GNYP

Charlie Alston
Tonight Turns To Day

 

Charlie Alston’s canvases, shown at GNYP Gallery in Berlin for the first time, are a meeting place. First, they are a meeting place for the elements that constitute the artist’s relentless cultural appetite: they are formed by juxtaposing his archivist inclinations with the newest visual trends and also by merging different artistic languages, old and new, with personal details. The private and the public fuse, almost without any mediation whatsoever. Here and there, what began as a virtuosity exercise in abstraction becomes an experiment with color fields arranged in a nearly concrete organizational grid. Several chapters of modernism and postmodernism history molded into one place. The intensity with which the artist tackles such moments, full of gentle concentration, is almost contradicted by the speed with which one thing turns into another. Different temporalities, historical and aesthetical, are gathered in these paintings.

Yet Alston’s canvases are a meeting place for something else, too. They are not just the generous and sometimes beautiful space where history meets. Be it the history of painting or world history. These paintings testify, likewise, to the smaller schemes of things, despite their size and loud statements. They are the meeting place, also, of Alston’s private world. They are the space, thus, where the visage or body of those dear to him appear, where the slogans, colors, and imagery of the world that impresses him sometimes collide, sometimes merge. What’s interesting to these paintings, in any event, is how these leanings are also present at the formal level.

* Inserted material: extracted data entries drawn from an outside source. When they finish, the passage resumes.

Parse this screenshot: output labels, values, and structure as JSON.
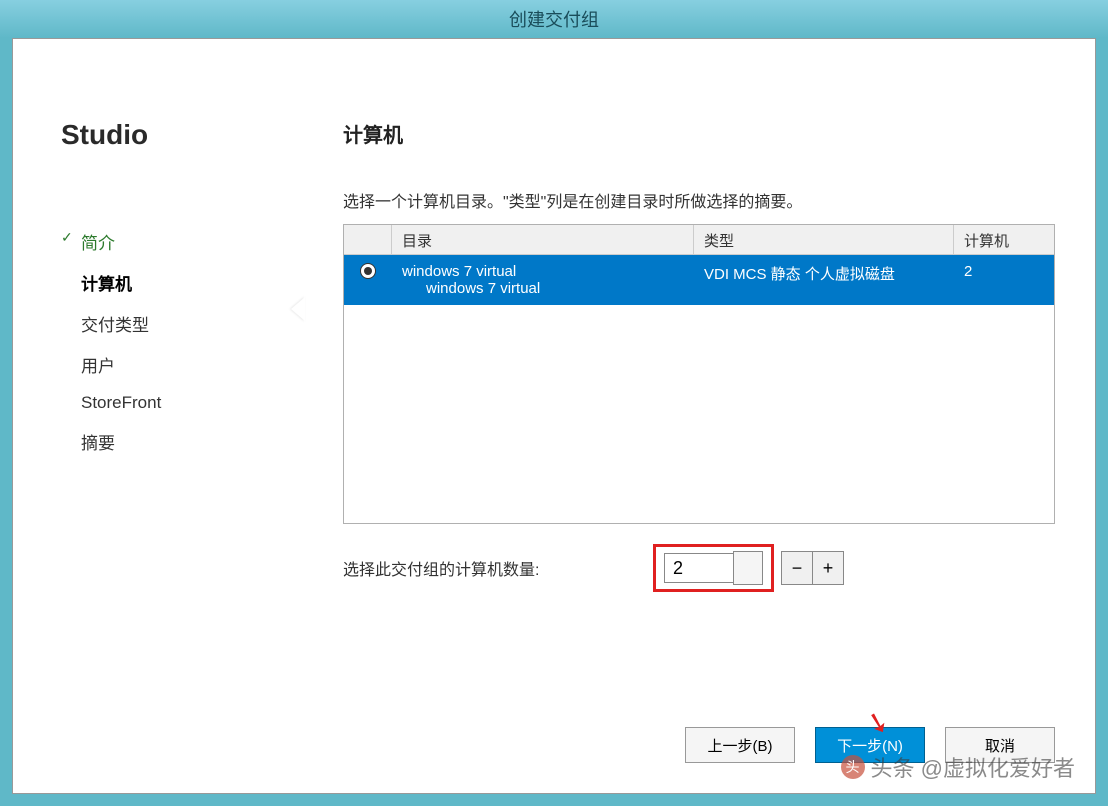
{
  "window": {
    "title": "创建交付组"
  },
  "sidebar": {
    "brand": "Studio",
    "items": [
      {
        "label": "简介",
        "state": "completed"
      },
      {
        "label": "计算机",
        "state": "active"
      },
      {
        "label": "交付类型",
        "state": "pending"
      },
      {
        "label": "用户",
        "state": "pending"
      },
      {
        "label": "StoreFront",
        "state": "pending"
      },
      {
        "label": "摘要",
        "state": "pending"
      }
    ]
  },
  "main": {
    "title": "计算机",
    "instruction": "选择一个计算机目录。\"类型\"列是在创建目录时所做选择的摘要。",
    "table": {
      "headers": {
        "catalog": "目录",
        "type": "类型",
        "machines": "计算机"
      },
      "rows": [
        {
          "selected": true,
          "catalog_name": "windows 7 virtual",
          "catalog_desc": "windows 7 virtual",
          "type": "VDI MCS 静态 个人虚拟磁盘",
          "machines": "2"
        }
      ]
    },
    "count": {
      "label": "选择此交付组的计算机数量:",
      "value": "2"
    }
  },
  "footer": {
    "back": "上一步(B)",
    "next": "下一步(N)",
    "cancel": "取消"
  },
  "watermark": {
    "text": "头条 @虚拟化爱好者"
  }
}
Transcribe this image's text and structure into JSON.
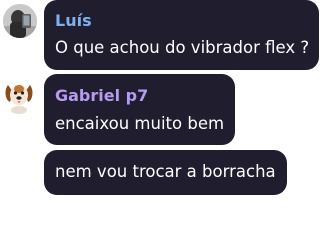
{
  "messages": [
    {
      "author": "Luís",
      "author_color": "#7fb0ef",
      "avatar_icon": "user-photo-avatar",
      "text": "O que achou do vibrador flex ?"
    },
    {
      "author": "Gabriel p7",
      "author_color": "#b79af2",
      "avatar_icon": "dog-avatar",
      "text": "encaixou muito bem"
    },
    {
      "text": "nem vou trocar a borracha"
    }
  ],
  "colors": {
    "bubble": "#1f1d2e",
    "message_text": "#ffffff",
    "background": "#ffffff"
  }
}
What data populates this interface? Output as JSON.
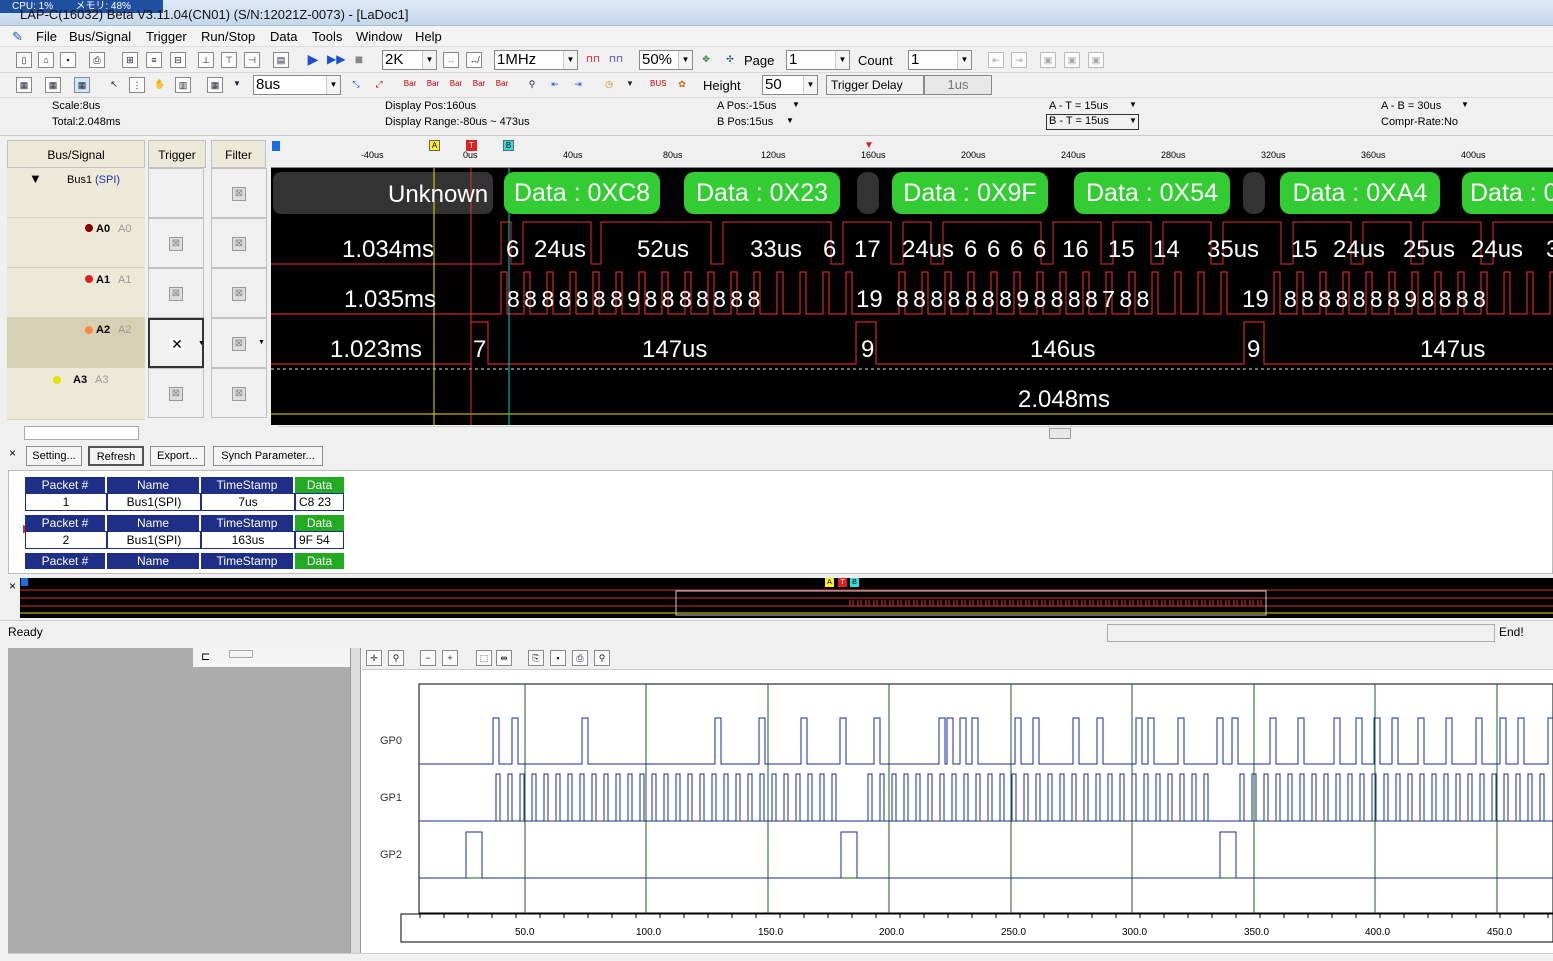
{
  "titlebar": {
    "cpu": "CPU: 1%",
    "memory": "メモリ: 48%",
    "title": "LAP-C(16032) Beta V3.11.04(CN01) (S/N:12021Z-0073) - [LaDoc1]"
  },
  "menu": [
    "File",
    "Bus/Signal",
    "Trigger",
    "Run/Stop",
    "Data",
    "Tools",
    "Window",
    "Help"
  ],
  "toolbar1": {
    "memory_depth": "2K",
    "sample_rate": "1MHz",
    "trigger_pos": "50%",
    "page_label": "Page",
    "page_value": "1",
    "count_label": "Count",
    "count_value": "1"
  },
  "toolbar2": {
    "scale_value": "8us",
    "height_label": "Height",
    "height_value": "50",
    "trigger_delay_label": "Trigger Delay",
    "trigger_delay_value": "1us"
  },
  "info": {
    "scale": "Scale:8us",
    "total": "Total:2.048ms",
    "display_pos": "Display Pos:160us",
    "display_range": "Display Range:-80us ~ 473us",
    "a_pos": "A Pos:-15us",
    "b_pos": "B Pos:15us",
    "a_t": "A - T = 15us",
    "b_t": "B - T = 15us",
    "a_b": "A - B = 30us",
    "compr_rate": "Compr-Rate:No"
  },
  "columns": {
    "bus_signal": "Bus/Signal",
    "trigger": "Trigger",
    "filter": "Filter"
  },
  "signals": [
    {
      "name": "Bus1",
      "sub": "(SPI)",
      "color": "#2233aa"
    },
    {
      "name": "A0",
      "sub": "A0",
      "color": "#8b0000"
    },
    {
      "name": "A1",
      "sub": "A1",
      "color": "#e02020"
    },
    {
      "name": "A2",
      "sub": "A2",
      "color": "#ff8844"
    },
    {
      "name": "A3",
      "sub": "A3",
      "color": "#e8e000"
    }
  ],
  "ruler": {
    "markers": [
      "A",
      "T",
      "B"
    ],
    "ticks": [
      "-40us",
      "0us",
      "40us",
      "80us",
      "120us",
      "160us",
      "200us",
      "240us",
      "280us",
      "320us",
      "360us",
      "400us"
    ]
  },
  "wave": {
    "bus_unknown": "Unknown",
    "bus_packets": [
      "Data : 0XC8",
      "Data : 0X23",
      "Data : 0X9F",
      "Data : 0X54",
      "Data : 0XA4",
      "Data : 0"
    ],
    "a0": [
      "1.034ms",
      "6",
      "24us",
      "52us",
      "33us",
      "6",
      "17",
      "24us",
      "6",
      "6",
      "6",
      "6",
      "16",
      "15",
      "14",
      "35us",
      "15",
      "24us",
      "25us",
      "24us",
      "3"
    ],
    "a1_label": "1.035ms",
    "a1_digits": "8 8 8 8 8 8 8 9 8 8 8 8 8 8 8",
    "a1_19a": "19",
    "a1_digits2": "8 8 8 8 8 8 8 9 8 8 8 8 7 8 8",
    "a1_19b": "19",
    "a1_digits3": "8 8 8 8 8 8 8 9 8 8 8 8",
    "a2": [
      "1.023ms",
      "7",
      "147us",
      "9",
      "146us",
      "9",
      "147us"
    ],
    "a3": "2.048ms"
  },
  "packet_panel": {
    "buttons": [
      "Setting...",
      "Refresh",
      "Export...",
      "Synch Parameter..."
    ],
    "headers": [
      "Packet #",
      "Name",
      "TimeStamp",
      "Data"
    ],
    "rows": [
      {
        "num": "1",
        "name": "Bus1(SPI)",
        "ts": "7us",
        "data": "C8  23"
      },
      {
        "num": "2",
        "name": "Bus1(SPI)",
        "ts": "163us",
        "data": "9F  54"
      }
    ]
  },
  "status": {
    "left": "Ready",
    "right": "End!"
  },
  "plot": {
    "channels": [
      "GP0",
      "GP1",
      "GP2"
    ],
    "x_ticks": [
      "50.0",
      "100.0",
      "150.0",
      "200.0",
      "250.0",
      "300.0",
      "350.0",
      "400.0",
      "450.0"
    ]
  }
}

One could assume that one of the few ways to handle such grand themes would be through quotation marks—that is, through shallow nods, references, and appropriations. After all, how does one conjugate the irreconcilable differences that structure the world? How do we approximate contrasting views into the limited space of the canvas? What Charlie Alston does is show that all references should be treated with due respect. In his artistic terms, that means establishing a deeper relationship with his materials. “Depth,” by the way, is the word the artist uses himself; a suiting term for whatever happens on the surface of the canvas and our relationship to the world in general. “Depth is a big word ringing through my body these past months,” Alston tells us. “So, the colors are deeper, the layering more diverse, more color blocking, more mass.”

But this same depth also opens up other layers of meaning. As the show’s title suggests, Alston is also fascinated, in his own words, “with the idea of twilight as setting, dawn, dusk. Where the present somehow exists as the twilight between past and future. How during twilight, it’s hard for us to distinguish light and shadow, space, depth, objects, and edges.” The stabilization brought by the depth he is interested in, in this sense, is problematized by the eternal inconstancy of things, symbolized here by the twilight. The more he digs, the more unstable things seem to feel. To try and get closer to the true nature of things, the artist intensifies his efforts—an ethical as much as an aesthetical attitude.

It couldn’t be different. For a young artist growing up in an interconnected world, interested in diverse chapters of the history of his medium, the difficulties and wonders of global travel, the sheer number of images and ideas out there can abound to a maddening degree. Still, Charlie Alston may have found a way to organise all that, at least for now. Not afraid of all the references around him, he captures all he can, sets them into his canvases, and treats them with intense thoughtfulness. By doing so, he creates not only an exciting compilation of some of the images and cultural tendencies of our times, but also shows a way—through the gentle clashing of his colours, themes, and references—of how to live together.